Que l’homme peut-il donner au Dieu riche qui le bénéficie ? Rien. Mais l’homme riche qui aide le nécessiteux, s’inspirant du comportement de Dieu, peut participer à la vie éternelle, tout en échappant à toute logique de calcul et, si l’on veut, de marché.

Marie et la compréhension de la pauvreté

Pouvons-nous alors dire que la personne de Marie aide le lecteur à considérer le concept et les situations de pauvreté avec une plus grande complétude : sans doute avons-nous la pauvreté matérielle et spirituelle à combattre, en guérissant là où il y a des bandes de dégradation socio-économique par une utilisation adéquate et équilibrée des biens de la terre et en diffusant une véritable et respectueuse culture de l’homme.

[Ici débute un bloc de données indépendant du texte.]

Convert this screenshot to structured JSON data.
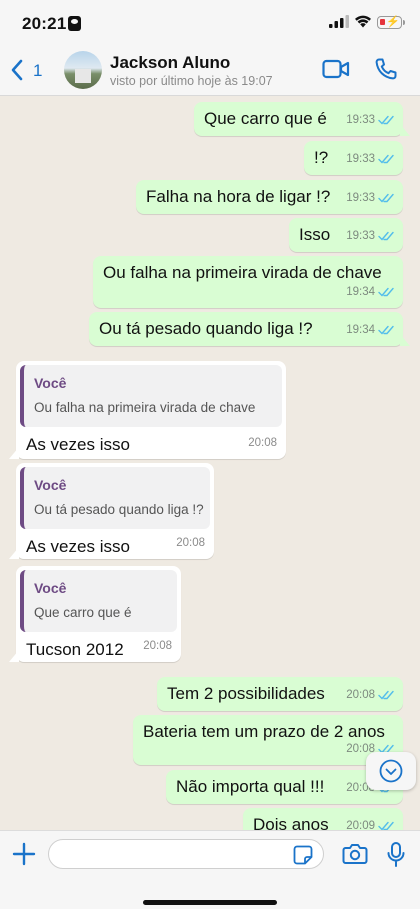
{
  "status_bar": {
    "time": "20:21"
  },
  "header": {
    "back_count": "1",
    "contact_name": "Jackson Aluno",
    "contact_status": "visto por último hoje às 19:07"
  },
  "messages": [
    {
      "text": "Que carro que é",
      "time": "19:33",
      "outgoing": true,
      "read": true
    },
    {
      "text": "!?",
      "time": "19:33",
      "outgoing": true,
      "read": true
    },
    {
      "text": "Falha na hora de ligar !?",
      "time": "19:33",
      "outgoing": true,
      "read": true
    },
    {
      "text": "Isso",
      "time": "19:33",
      "outgoing": true,
      "read": true
    },
    {
      "text": "Ou falha na primeira virada de chave",
      "time": "19:34",
      "outgoing": true,
      "read": true
    },
    {
      "text": "Ou tá pesado quando liga !?",
      "time": "19:34",
      "outgoing": true,
      "read": true
    },
    {
      "text": "As vezes isso",
      "time": "20:08",
      "outgoing": false,
      "quote": {
        "author": "Você",
        "text": "Ou falha na primeira virada de chave"
      }
    },
    {
      "text": "As vezes isso",
      "time": "20:08",
      "outgoing": false,
      "quote": {
        "author": "Você",
        "text": "Ou tá pesado quando liga !?"
      }
    },
    {
      "text": "Tucson 2012",
      "time": "20:08",
      "outgoing": false,
      "quote": {
        "author": "Você",
        "text": "Que carro que é"
      }
    },
    {
      "text": "Tem 2 possibilidades",
      "time": "20:08",
      "outgoing": true,
      "read": true
    },
    {
      "text": "Bateria tem um prazo de 2 anos",
      "time": "20:08",
      "outgoing": true,
      "read": true
    },
    {
      "text": "Não importa qual !!!",
      "time": "20:08",
      "outgoing": true,
      "read": true
    },
    {
      "text": "Dois anos",
      "time": "20:09",
      "outgoing": true,
      "read": true
    }
  ],
  "composer": {
    "placeholder": "",
    "value": ""
  },
  "colors": {
    "accent": "#1a73c9",
    "outgoing_bubble": "#d9fdd3",
    "incoming_bubble": "#ffffff",
    "quote_author": "#6e4b84",
    "read_ticks": "#53bdeb"
  },
  "icons": [
    "back-chevron",
    "video-camera",
    "phone",
    "chevron-down",
    "plus",
    "sticker",
    "camera",
    "microphone",
    "double-check"
  ]
}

Éclairage et dénonciation par le chant

Reprenant le texte évangélique que l’Église récite quotidiennement (ou chante) aux Vêpres, nous pouvons partager ce qu’affirme Alberto Valentini : “Il est de la tâche des chrétiens d’éclairer avec ce chant la vérité sur Dieu et ses desseins, de dénoncer et de rendre vaines les machinations des puissants, des riches et des oppresseurs”. Nous sommes très proches, en substance de ces paroles, des appels constants du Pape François à l’Église pour la sobriété et l’aide aux moins fortunés.

Le dépouillement comme condition optimale pour la disciples

Non loin de la dénonciation évangélique précédente du côté négatif inhérent à la pauvreté, nous avons le visage de celle-ci comme condition optimale pour suivre et être disciple de Jésus, sans que rien ne pèse dans le cœur et l’esprit et conduise l’homme à un dangereux et pécherie attachement à ce qui est éphémère.

Le rôle réconfortant et fortifiant de Marie est approfondi dans l’encyclique Redemptoris Mater de Jean-Paul II, qui présente Marie comme mère qui accompagne l’Église dans ses souffrances.

Conclusion

Le dépouillement vécu et représenté par Marie, en plus de se caractériser par l’absence de toute concession à l’idolâtrie et à l’avidité, se distingue par le service disponible à Dieu et, dans la personne du Fils, également tourné vers ses frères et sœurs. L’absence de richesse n’implique pas l’indifférence, mais se positionner aux côtés de ceux qui, sans mettre d’obstacles, sont plus facilités à découvrir les empreintes bénéfiques de Dieu dans l’histoire.